At the end of the historic six-week strike across all 10 UC campuses, members from United Auto Workers, or UAW, 2865 and SRU-UAW voted in favor of an agreement that allowed for an increase in wage salary, child care services and protections against bullying and harassment.
But, despite the ratification of a tentative agreement following the strike, there is still work to be done by campus and students to carry out these negotiations sincerely and continue pushing for more.
Following the strike, meaningful support from campus has yet to be felt. Many students are still awaiting grades from the previous semester, as the strike caused significant grading delays. Letters of recommendation or final transcripts required for applications for graduate schools or scholarships cannot be obtained; this uncertainty is expected to continue.
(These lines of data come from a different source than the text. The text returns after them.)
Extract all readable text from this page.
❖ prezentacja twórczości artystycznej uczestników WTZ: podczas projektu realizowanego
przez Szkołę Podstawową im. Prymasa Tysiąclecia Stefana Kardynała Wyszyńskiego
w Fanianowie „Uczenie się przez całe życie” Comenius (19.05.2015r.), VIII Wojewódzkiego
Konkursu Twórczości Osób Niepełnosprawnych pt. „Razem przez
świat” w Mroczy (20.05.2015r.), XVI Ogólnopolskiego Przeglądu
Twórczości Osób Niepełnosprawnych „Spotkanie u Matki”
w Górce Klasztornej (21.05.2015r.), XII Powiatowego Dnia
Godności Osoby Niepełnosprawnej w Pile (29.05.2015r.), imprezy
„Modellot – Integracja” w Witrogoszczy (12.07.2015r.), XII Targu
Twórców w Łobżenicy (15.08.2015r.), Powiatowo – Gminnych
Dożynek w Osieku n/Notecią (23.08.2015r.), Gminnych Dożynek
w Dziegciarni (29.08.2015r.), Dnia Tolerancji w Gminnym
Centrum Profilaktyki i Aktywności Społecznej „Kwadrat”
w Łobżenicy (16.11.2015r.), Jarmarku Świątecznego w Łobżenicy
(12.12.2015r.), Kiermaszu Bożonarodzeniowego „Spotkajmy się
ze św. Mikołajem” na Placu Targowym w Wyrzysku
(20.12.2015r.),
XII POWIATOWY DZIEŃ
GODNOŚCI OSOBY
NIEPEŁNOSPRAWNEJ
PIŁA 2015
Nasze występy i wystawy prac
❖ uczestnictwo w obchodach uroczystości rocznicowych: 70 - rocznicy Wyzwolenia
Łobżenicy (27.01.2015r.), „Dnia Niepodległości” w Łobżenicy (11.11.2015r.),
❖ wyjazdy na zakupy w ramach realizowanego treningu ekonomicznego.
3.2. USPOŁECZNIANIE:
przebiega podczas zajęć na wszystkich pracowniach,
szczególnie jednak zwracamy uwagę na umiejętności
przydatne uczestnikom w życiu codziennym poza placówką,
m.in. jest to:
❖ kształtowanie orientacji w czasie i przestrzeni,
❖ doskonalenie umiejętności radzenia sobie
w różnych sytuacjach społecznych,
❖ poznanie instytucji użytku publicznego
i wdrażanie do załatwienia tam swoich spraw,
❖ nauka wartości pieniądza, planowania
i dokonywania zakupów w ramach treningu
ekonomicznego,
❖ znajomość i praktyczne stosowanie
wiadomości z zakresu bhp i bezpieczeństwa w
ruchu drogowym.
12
There is an imperative responsibility of all UC campuses to aid students and faculty during this time of transition. Students should not experience these extensive delays in grading. Although campus has hired readers to assist in grading, it must continue to invest in an adequate amount of resources and provide transparency between students and faculty regarding outstanding grades to eliminate these issues as soon as possible.
Additionally, it is notable that voters at UCLA and UC Berkeley overwhelmingly favored the final contract negotiated, whereas voters at the Santa Cruz, Merced and Santa Barbara campuses voted mostly against it. The clear difference between campuses brings us to highlight the deep inequities embedded within the UC system and what students — undergraduate and graduate — can do about them.
Students at UC Berkeley must vocalize these inequities between institutions. There is an element of prestige that may allow UCLA and UC Berkeley to receive more benefits than other UC campuses. An increase in salary of any amount must be universally addressed, not cherry-picked to benefit the universities with higher rankings or reputations.
Ultimately, no campus should receive less support than others for any reason. We urge students to recognize the privilege UC Berkeley holds among these universities. It is crucial to remember that seeking more benefits and support is not just for UC Berkeley’s sake — it’s for all the UC campuses.
We want to make it clear we believe that the outcome of this strike is monumental and victorious as a union-organized push for collective action. It is a major victory for graduate students and academic student workers everywhere who participated in this movement.
Nevertheless, this contract is not where UC Berkeley ends its efforts. We urge students to join in solidarity with all campuses and recognize that the decisions made extend beyond what we see at UC Berkeley. There are more issues to be addressed, and this historic strike is an indication that our joined voices have the power to make waves. We must press forward with utmost perseverance.